Dans ce contexte, la  démocratie, qui est à l’origine associée à de grands espoirs d’autodétermination politique et de sauvegarde de la paix intérieure, n’est plus qu’une coquille formelle dans la structure réelle de la société guinéenne. 

Elle continuera d’être réduite à un spectacle, une mise en scène d’élections périodiques, où la population peut choisir parmi les candidats choisis par le régime un « spectre d’élite » donné. 

La junte cherche tout simplement à remplacer la démocratie réelle par l’illusion de la démocratie comme dans la plupart des pays africains; où le débat public libre est remplacé par la gestion des opinions et de l’indignation.

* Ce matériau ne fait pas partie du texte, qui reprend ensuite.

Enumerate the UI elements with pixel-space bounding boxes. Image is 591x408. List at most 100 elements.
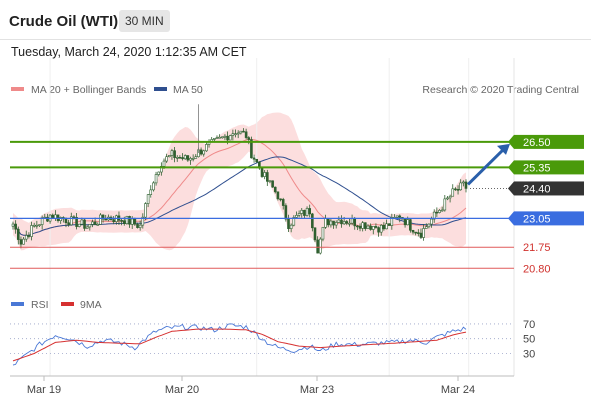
x-axis: Mar 19 Mar 20 Mar 23 Mar 24 <box>10 375 514 396</box>
candle <box>268 180 272 184</box>
candle <box>366 224 370 230</box>
candle <box>220 136 224 139</box>
projection-arrowhead <box>497 143 510 155</box>
moving-average-layer <box>12 138 467 236</box>
timeframe-badge[interactable]: 30 MIN <box>119 10 170 32</box>
candle <box>308 204 312 218</box>
candle <box>223 134 227 141</box>
candle <box>260 167 264 178</box>
candle <box>409 218 412 233</box>
candle <box>276 191 280 201</box>
candle <box>27 232 31 239</box>
level-tag-pointer <box>508 134 514 149</box>
level-tag-pointer <box>508 211 514 226</box>
x-tick-label: Mar 24 <box>441 384 475 396</box>
candle <box>144 202 147 221</box>
candle <box>189 156 192 165</box>
bollinger-band-layer <box>13 112 466 251</box>
candle <box>136 222 139 229</box>
candle <box>273 186 277 194</box>
candle <box>271 180 274 188</box>
candle <box>374 223 378 229</box>
candle <box>194 154 198 159</box>
candle <box>38 224 41 227</box>
candle <box>250 136 253 159</box>
ma20-line <box>12 138 467 236</box>
rsi-tick-label: 70 <box>523 319 535 331</box>
candle <box>35 220 39 229</box>
candle <box>385 219 388 230</box>
level-tag-box <box>514 181 584 196</box>
candle <box>443 195 447 212</box>
candle <box>128 215 131 228</box>
candle <box>160 162 163 176</box>
candle <box>419 228 423 239</box>
x-tick-label: Mar 23 <box>300 384 334 396</box>
candle <box>104 214 108 221</box>
candle <box>22 236 25 245</box>
candle <box>96 222 100 226</box>
candle <box>234 129 237 138</box>
level-tag: 24.40 <box>508 181 584 196</box>
candle <box>16 226 20 245</box>
ma50-legend-swatch <box>154 87 167 91</box>
level-tag: 25.35 <box>508 160 584 175</box>
candle <box>462 180 465 187</box>
candle <box>146 194 150 208</box>
candle <box>67 219 70 227</box>
candle <box>440 206 444 212</box>
research-credit: Research © 2020 Trading Central <box>422 84 579 96</box>
level-tag-box <box>514 211 584 226</box>
candle <box>252 154 256 163</box>
candle <box>451 184 455 197</box>
rsi-ma-legend-swatch <box>61 302 74 306</box>
ma50-legend-label: MA 50 <box>173 84 203 96</box>
candle <box>263 170 266 180</box>
candle <box>175 155 179 162</box>
candle <box>239 130 243 135</box>
candle <box>448 194 452 203</box>
candle <box>300 208 304 218</box>
candle <box>422 224 425 241</box>
candle <box>85 225 89 229</box>
level-tag-pointer <box>508 160 514 175</box>
level-tag: 21.75 <box>523 242 551 254</box>
level-tag-label: 26.50 <box>523 137 551 149</box>
candle <box>279 198 282 202</box>
candle <box>334 220 338 229</box>
candle <box>329 218 333 228</box>
candle <box>157 171 161 177</box>
ma20-legend-swatch <box>11 87 24 91</box>
level-tag-label: 24.40 <box>523 183 551 195</box>
level-tag-label: 25.35 <box>523 162 551 174</box>
candle <box>255 158 259 164</box>
candle <box>321 226 325 242</box>
candle <box>340 215 343 228</box>
candle <box>30 221 33 241</box>
x-tick-label: Mar 19 <box>27 384 61 396</box>
rsi-tick-label: 30 <box>523 349 535 361</box>
level-tag: 23.05 <box>508 211 584 226</box>
level-tags-layer: 26.50 25.35 24.40 23.05 21.75 20.80 <box>466 134 584 275</box>
candle <box>287 214 290 232</box>
candle <box>464 179 468 193</box>
level-tag-box <box>514 160 584 175</box>
candle <box>181 153 184 161</box>
candle <box>167 154 171 158</box>
candle <box>361 221 364 232</box>
candle <box>289 223 293 233</box>
candle <box>19 236 23 249</box>
rsi-tick-label: 50 <box>523 334 535 346</box>
candle <box>154 171 158 186</box>
candle <box>446 196 449 201</box>
candle <box>456 185 460 195</box>
candle <box>411 229 415 235</box>
candle <box>432 209 436 223</box>
candle <box>417 229 420 237</box>
projection-arrow-shaft <box>466 147 506 186</box>
candle <box>11 221 15 230</box>
candle <box>199 147 203 156</box>
ma50-line <box>12 156 467 236</box>
candle <box>133 217 137 226</box>
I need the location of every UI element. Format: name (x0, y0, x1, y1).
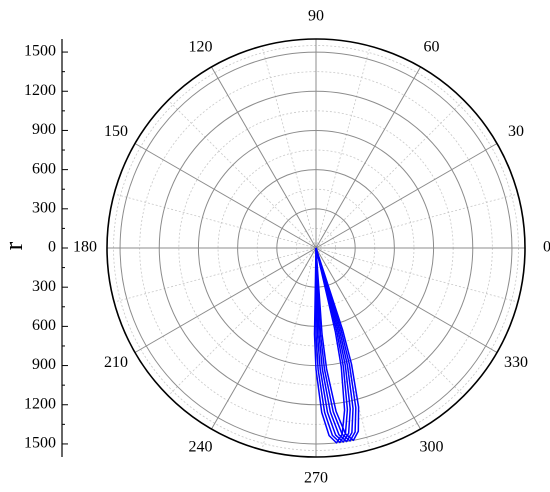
grid-spoke (211, 247, 317, 430)
theta-tick-label: 240 (189, 439, 213, 456)
series-line (315, 247, 354, 443)
minor-grid-spoke (315, 247, 518, 303)
r-tick-label: 900 (32, 356, 56, 373)
r-tick-label: 900 (32, 121, 56, 138)
minor-grid-spoke (114, 247, 317, 303)
minor-grid-spoke (315, 46, 371, 249)
grid-spoke (315, 66, 421, 249)
theta-tick-label: 0 (543, 239, 550, 256)
series-line (315, 247, 360, 442)
grid-spoke (315, 143, 498, 249)
minor-grid-spoke (315, 193, 518, 249)
minor-grid-spoke (261, 46, 317, 249)
r-tick-label: 300 (32, 278, 56, 295)
series-line (315, 247, 351, 443)
minor-grid-spoke (315, 247, 465, 397)
r-tick-label: 1200 (24, 395, 56, 412)
series-line (313, 247, 346, 444)
r-tick-label: 600 (32, 160, 56, 177)
grid-spoke (211, 66, 317, 249)
minor-grid-spoke (167, 99, 317, 249)
minor-grid-spoke (261, 247, 317, 450)
r-tick-label: 1500 (24, 43, 56, 60)
theta-tick-label: 330 (504, 354, 528, 371)
grid-spoke (134, 247, 317, 353)
r-tick-label: 1500 (24, 435, 56, 452)
grid-spoke (315, 247, 421, 430)
grid-spoke (315, 247, 498, 353)
theta-tick-label: 120 (189, 39, 213, 56)
r-tick-label: 600 (32, 317, 56, 334)
series-line (315, 247, 357, 442)
theta-tick-label: 180 (73, 239, 97, 256)
grid-spoke (134, 143, 317, 249)
theta-tick-label: 60 (424, 39, 440, 56)
series-line (315, 247, 349, 444)
theta-tick-label: 30 (508, 123, 524, 140)
minor-grid-spoke (167, 247, 317, 397)
outer-circle (106, 38, 526, 458)
theta-tick-label: 300 (420, 439, 444, 456)
theta-tick-label: 270 (304, 470, 328, 487)
theta-tick-label: 210 (104, 354, 128, 371)
r-axis-title: r (0, 241, 28, 250)
theta-tick-label: 150 (104, 123, 128, 140)
minor-grid-spoke (114, 193, 317, 249)
theta-tick-label: 90 (308, 8, 324, 25)
minor-grid-spoke (315, 99, 465, 249)
r-tick-label: 0 (48, 239, 56, 256)
r-tick-label: 1200 (24, 82, 56, 99)
r-tick-label: 300 (32, 199, 56, 216)
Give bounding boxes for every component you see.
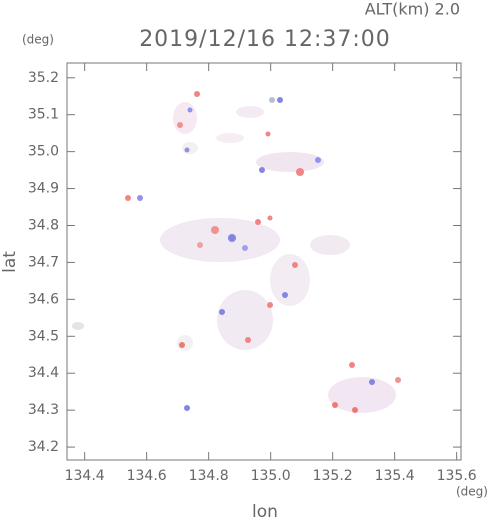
y-tick-label: 34.8 [28,217,59,233]
plot-frame [66,62,462,461]
y-tick-label: 34.4 [28,365,59,381]
y-axis-label: lat [0,251,20,273]
x-unit: (deg) [456,485,488,499]
y-tick-label: 34.5 [28,328,59,344]
y-tick-label: 34.6 [28,291,59,307]
y-tick-label: 35.1 [28,107,59,123]
echoes [72,91,401,413]
x-axis-label: lon [252,502,278,521]
y-tick-label: 34.3 [28,402,59,418]
y-unit: (deg) [22,33,54,47]
y-tick-label: 35.0 [28,144,59,160]
x-tick-label: 135.4 [375,468,415,484]
y-tick-label: 35.2 [28,70,59,86]
x-tick-label: 135.0 [251,468,291,484]
x-tick-label: 134.4 [65,468,105,484]
y-tick-label: 34.2 [28,439,59,455]
y-tick-label: 34.7 [28,254,59,270]
chart-title: 2019/12/16 12:37:00 [139,27,391,52]
altitude: ALT(km) 2.0 [365,0,460,19]
x-tick-label: 134.8 [189,468,229,484]
x-tick-label: 134.6 [127,468,167,484]
y-tick-label: 34.9 [28,181,59,197]
x-tick-label: 135.6 [437,468,477,484]
x-tick-label: 135.2 [313,468,353,484]
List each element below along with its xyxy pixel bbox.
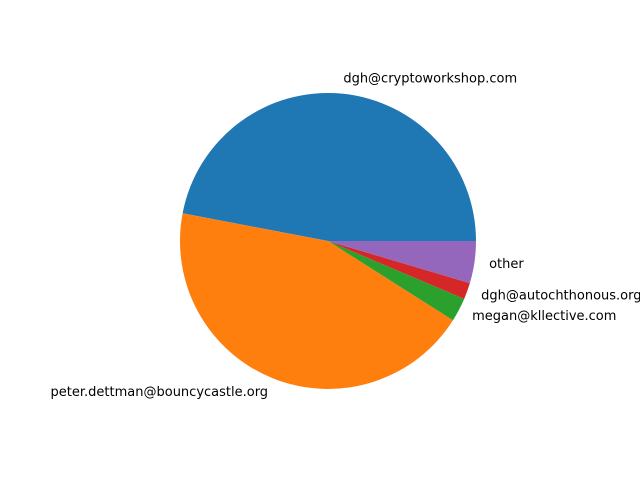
pie-slice-peter-dettman-bouncycastle-org — [180, 213, 453, 389]
pie-slice-other — [328, 241, 476, 284]
pie-label-other: other — [489, 257, 524, 272]
pie-slice-megan-kllective-com — [328, 241, 465, 321]
pie-slice-dgh-autochthonous-org — [328, 241, 470, 299]
pie-label-dgh-autochthonous-org: dgh@autochthonous.org — [481, 289, 640, 304]
pie-label-megan-kllective-com: megan@kllective.com — [472, 309, 616, 324]
pie-labels: dgh@cryptoworkshop.com peter.dettman@boun… — [51, 71, 640, 399]
pie-label-dgh-cryptoworkshop-com: dgh@cryptoworkshop.com — [343, 71, 517, 86]
pie-label-peter-dettman-bouncycastle-org: peter.dettman@bouncycastle.org — [51, 385, 269, 400]
pie-slices — [180, 92, 476, 389]
pie-slice-dgh-cryptoworkshop-com — [182, 92, 476, 241]
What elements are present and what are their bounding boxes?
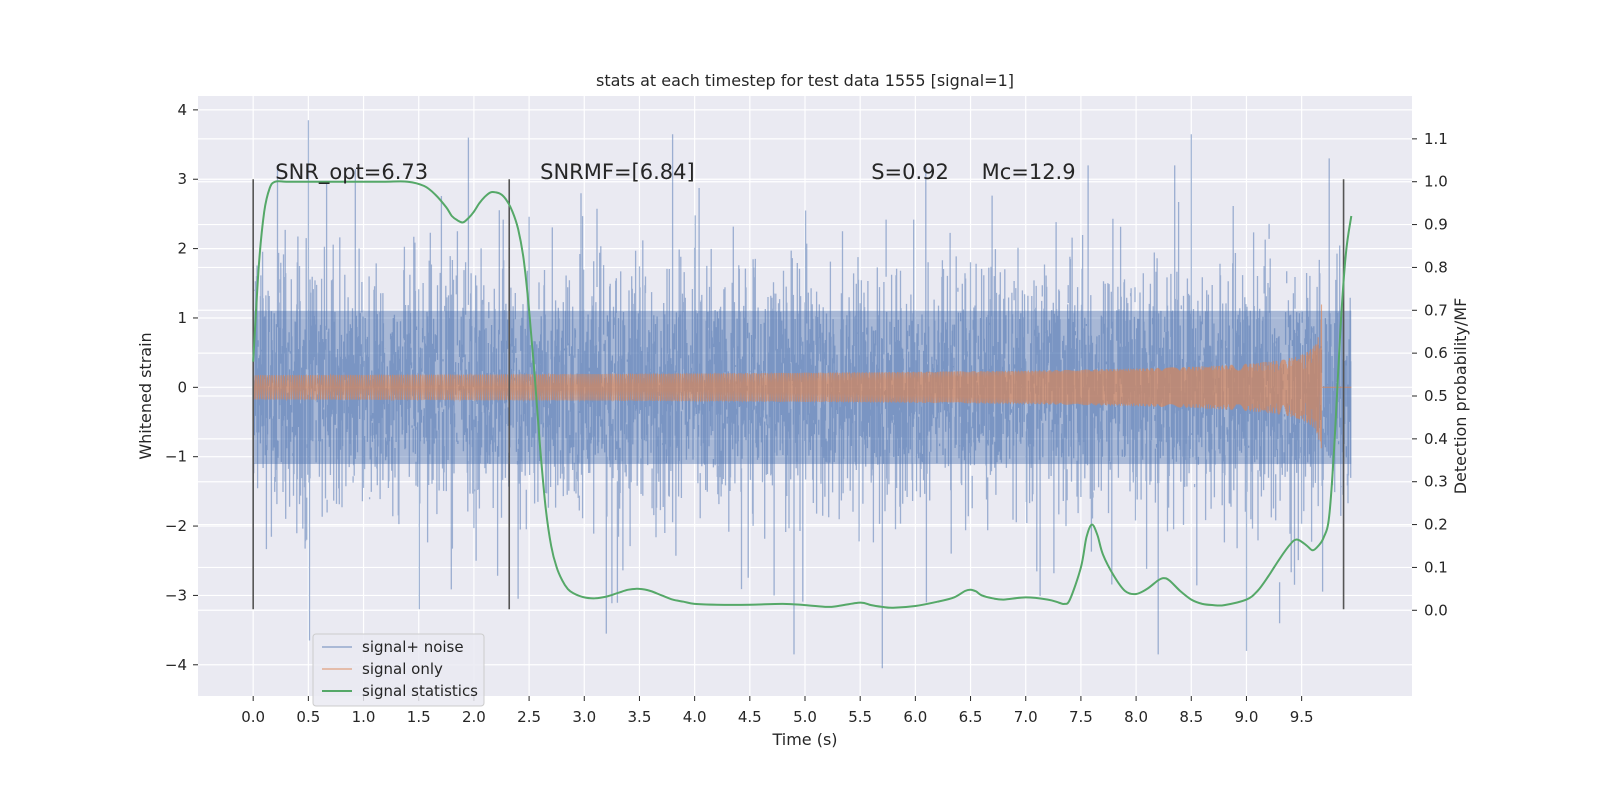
legend-label: signal only <box>362 660 443 678</box>
chart-title: stats at each timestep for test data 155… <box>596 71 1014 90</box>
y-tick-label: 4 <box>177 101 187 119</box>
signal-only-trace <box>252 304 1352 449</box>
x-tick-label: 0.5 <box>296 708 320 726</box>
legend-label: signal+ noise <box>362 638 464 656</box>
y-tick-label: 1 <box>177 309 187 327</box>
y2-tick-label: 0.3 <box>1424 473 1448 491</box>
x-tick-label: 9.0 <box>1235 708 1259 726</box>
x-tick-label: 9.5 <box>1290 708 1314 726</box>
x-tick-label: 3.5 <box>628 708 652 726</box>
x-tick-label: 2.0 <box>462 708 486 726</box>
signal-only-series <box>252 304 1352 449</box>
x-tick-label: 6.5 <box>959 708 983 726</box>
x-tick-label: 3.0 <box>572 708 596 726</box>
y2-tick-label: 0.0 <box>1424 601 1448 619</box>
x-tick-label: 7.5 <box>1069 708 1093 726</box>
y-tick-label: 0 <box>177 378 187 396</box>
x-tick-label: 1.5 <box>407 708 431 726</box>
x-tick-label: 7.0 <box>1014 708 1038 726</box>
y-tick-label: −3 <box>165 586 187 604</box>
signal-statistics-series <box>252 180 1353 609</box>
y2-tick-label: 0.1 <box>1424 558 1448 576</box>
vertical-markers <box>252 179 1345 610</box>
x-tick-label: 6.0 <box>903 708 927 726</box>
signal-statistics-line <box>252 180 1353 609</box>
y-tick-label: −4 <box>165 656 187 674</box>
x-tick-label: 4.0 <box>683 708 707 726</box>
y-axis-label: Whitened strain <box>136 332 155 459</box>
x-tick-label: 0.0 <box>241 708 265 726</box>
y2-tick-label: 1.0 <box>1424 173 1448 191</box>
annotation-s: S=0.92 <box>871 160 949 184</box>
x-tick-label: 8.0 <box>1124 708 1148 726</box>
y2-tick-label: 0.5 <box>1424 387 1448 405</box>
y2-tick-label: 0.9 <box>1424 216 1448 234</box>
y2-tick-label: 0.8 <box>1424 258 1448 276</box>
y2-tick-label: 0.4 <box>1424 430 1448 448</box>
legend-label: signal statistics <box>362 682 478 700</box>
x-tick-label: 2.5 <box>517 708 541 726</box>
x-tick-label: 5.5 <box>848 708 872 726</box>
legend-box <box>312 633 485 707</box>
annotation-mc: Mc=12.9 <box>982 160 1076 184</box>
y2-tick-label: 0.6 <box>1424 344 1448 362</box>
x-tick-label: 5.0 <box>793 708 817 726</box>
y-tick-label: −2 <box>165 517 187 535</box>
y2-tick-label: 0.7 <box>1424 301 1448 319</box>
x-tick-label: 4.5 <box>738 708 762 726</box>
x-axis-label: Time (s) <box>771 730 837 749</box>
y2-axis-label: Detection probability/MF <box>1451 298 1470 495</box>
legend: signal+ noise signal only signal statist… <box>312 633 485 707</box>
y-tick-label: 3 <box>177 170 187 188</box>
x-tick-label: 8.5 <box>1179 708 1203 726</box>
axis-ticks: 0.0 0.5 1.0 1.5 2.0 2.5 3.0 3.5 4.0 4.5 5.0 5.5 6.0 6… <box>165 101 1448 726</box>
y2-tick-label: 1.1 <box>1424 130 1448 148</box>
y-tick-label: 2 <box>177 240 187 258</box>
annotation-snr-mf: SNRMF=[6.84] <box>540 160 695 184</box>
x-tick-label: 1.0 <box>352 708 376 726</box>
annotation-snr-opt: SNR_opt=6.73 <box>275 160 428 185</box>
y2-tick-label: 0.2 <box>1424 516 1448 534</box>
y-tick-label: −1 <box>165 448 187 466</box>
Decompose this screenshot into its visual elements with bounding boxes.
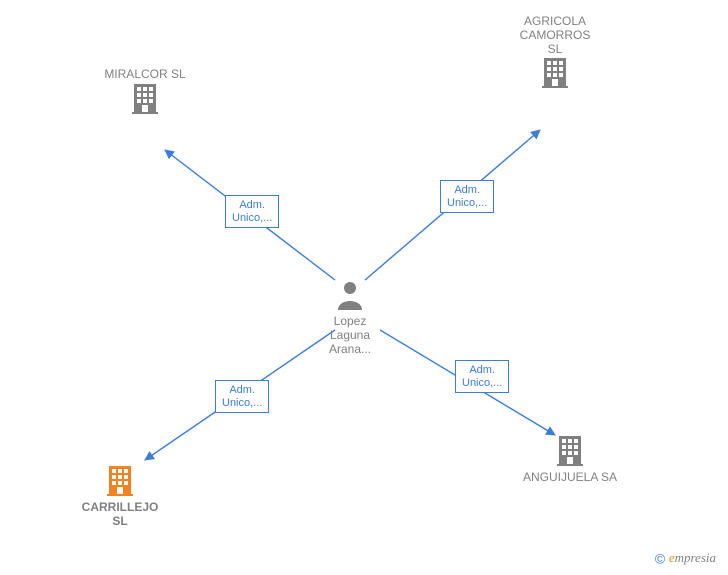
watermark-rest: mpresia (675, 550, 716, 565)
building-icon (520, 434, 620, 471)
building-icon (95, 82, 195, 119)
company-node-anguijuela[interactable]: ANGUIJUELA SA (520, 434, 620, 485)
company-label: AGRICOLACAMORROSSL (505, 15, 605, 56)
edge-label[interactable]: Adm.Unico,... (440, 180, 494, 213)
center-node-label: Lopez Laguna Arana... (320, 315, 380, 356)
building-icon (70, 464, 170, 501)
company-node-agricola[interactable]: AGRICOLACAMORROSSL (505, 15, 605, 93)
company-label: CARRILLEJOSL (70, 501, 170, 529)
center-person-node[interactable]: Lopez Laguna Arana... (320, 280, 380, 356)
building-icon (505, 56, 605, 93)
edge-label[interactable]: Adm.Unico,... (455, 360, 509, 393)
company-label: ANGUIJUELA SA (520, 471, 620, 485)
watermark: © empresia (655, 550, 716, 567)
company-node-miralcor[interactable]: MIRALCOR SL (95, 68, 195, 119)
company-node-carrillejo[interactable]: CARRILLEJOSL (70, 464, 170, 529)
edge-label[interactable]: Adm.Unico,... (215, 380, 269, 413)
copyright-symbol: © (655, 551, 665, 567)
edge-label[interactable]: Adm.Unico,... (225, 195, 279, 228)
person-icon (320, 280, 380, 315)
company-label: MIRALCOR SL (95, 68, 195, 82)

Le principe directeur du citoyen responsable est aussi remplacé par l’idéal néopatrimonial. 

Et si nous voulons avoir un système démocratique consolidé, l’instauration d’un système de parti politique institutionnalisé demeure alors impérative. 

Car institutionnaliser les partis politiques est le seul moyen de faire d’eux des organisations durables, ancrées dans la société, légitimes, stables et efficaces sur le terrain, susceptibles de contribuer de façon positive à la consolidation démocratique. 

Mais ces décisions du ministre Ibrahima Kalil Condé révèlent juste l’hostilité du pouvoir militaire à la démocratie. 

Il reste à savoir si les partis politiques vont ensemble monter au créneau pour dénoncer de façon harmonieuse cette décision qui freine les acquis démocratiques et le multipartisme obtenu des mains de feu président Lansana Conté.